In 1998 the Asian Women's Fund project for Dutch victims was formally established. Although 79 Dutch women accepted Japan's apology and atonement money, Ruff-O'Herne considered the fund an insult and refused the compensation offered, wanting Japan to come to terms with its history and offer a sincere apology. From 1992 Ruff-O'Herne continued to work for the "plight of the Comfort Women and for the protection of women in war." In September 2001 she was awarded the Order of Orange-Nassau by the Government of the Netherlands in recognition of this work.

===United States congressional hearing===
On 15 February 2007 Ruff-O'Herne appeared before the United States House of Representatives as part of a congressional hearing on "Protecting the Human Rights of Comfort Women":

Many stories have been told about the horrors, brutalities, suffering and starvation of Dutch women in Japanese prison camps. But one story was never told, the most shameful story of the worst human rights abuse committed by the Japanese during World War II: The story of the "Comfort Women", the jugun ianfu, and how these women were forcibly seized against their will, to provide sexual services for the Japanese Imperial Army...

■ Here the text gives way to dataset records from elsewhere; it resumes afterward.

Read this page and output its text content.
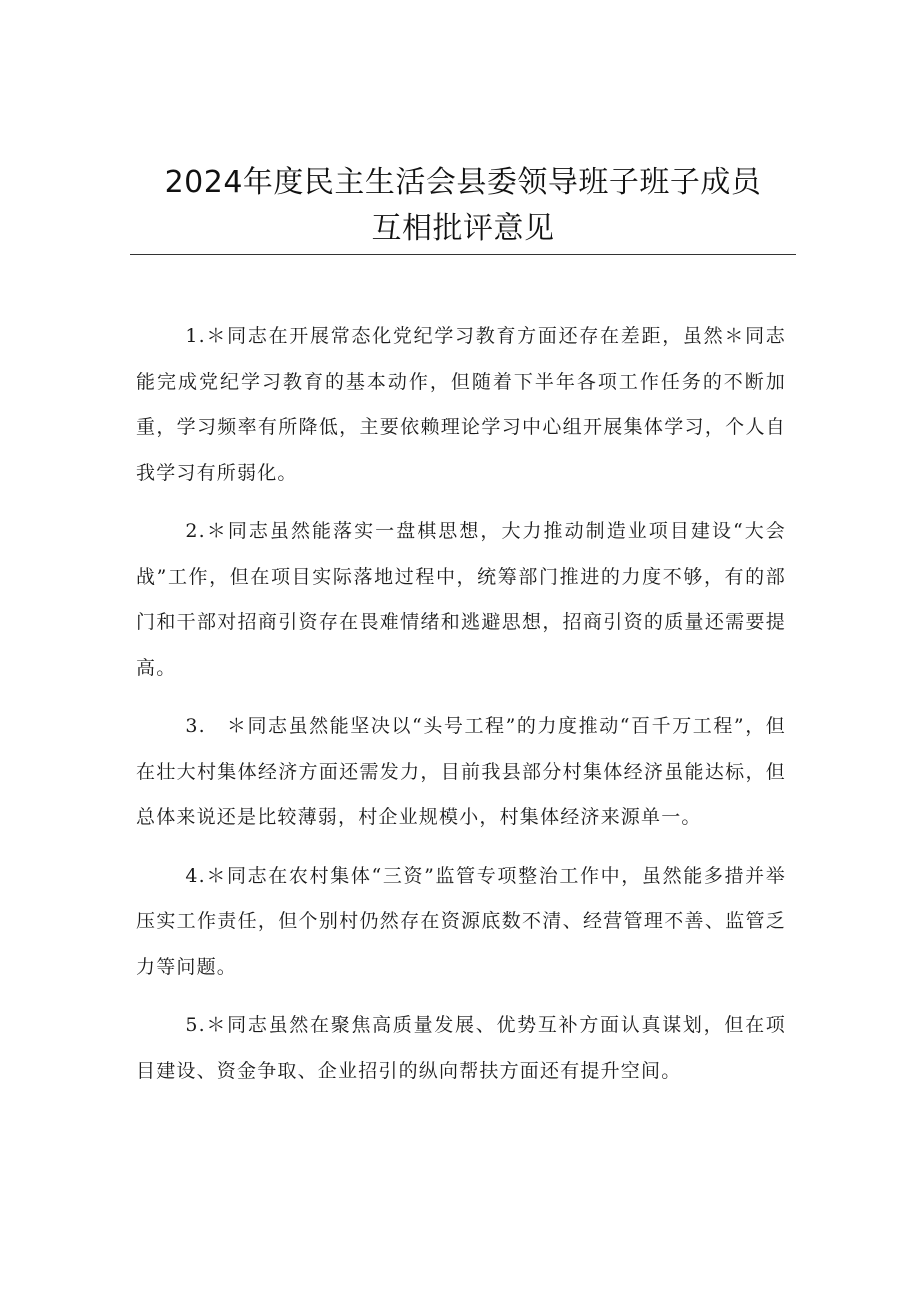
2024年度民主生活会县委领导班子班子成员
互相批评意见

1.＊同志在开展常态化党纪学习教育方面还存在差距，虽然＊同志能完成党纪学习教育的基本动作，但随着下半年各项工作任务的不断加重，学习频率有所降低，主要依赖理论学习中心组开展集体学习，个人自我学习有所弱化。

2.＊同志虽然能落实一盘棋思想，大力推动制造业项目建设“大会战”工作，但在项目实际落地过程中，统筹部门推进的力度不够，有的部门和干部对招商引资存在畏难情绪和逃避思想，招商引资的质量还需要提高。

3.　＊同志虽然能坚决以“头号工程”的力度推动“百千万工程”，但在壮大村集体经济方面还需发力，目前我县部分村集体经济虽能达标，但总体来说还是比较薄弱，村企业规模小，村集体经济来源单一。

4.＊同志在农村集体“三资”监管专项整治工作中，虽然能多措并举压实工作责任，但个别村仍然存在资源底数不清、经营管理不善、监管乏力等问题。

5.＊同志虽然在聚焦高质量发展、优势互补方面认真谋划，但在项目建设、资金争取、企业招引的纵向帮扶方面还有提升空间。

...I have forgiven the Japanese for what they did to me, but I can never forget. For fifty years, the “Comfort Women” maintained silence; they lived with a terrible shame, of feeling soiled and dirty. It has taken 50 years for these women's ruined lives to become a human rights issue. I hope that by speaking out, I have been able to make a contribution to world peace and reconciliation, and that human rights violation against women will never happen again.
— Statement by Jan Ruff O'Herne at a 2007 United States congressional hearing

==Bibliography==
===Books===
- Ruff-O'Herne, Jan (1994). "Fifty years of silence"

===Essays and chapters===
- Ruff-O'Herne, Jan (2005). "Listening to the silences : women and war"
- Ruff-O'Herne, Jan (2014). "Fifty years of silence : cry of the raped" Abridged version of Ruff-O'Herne (2005).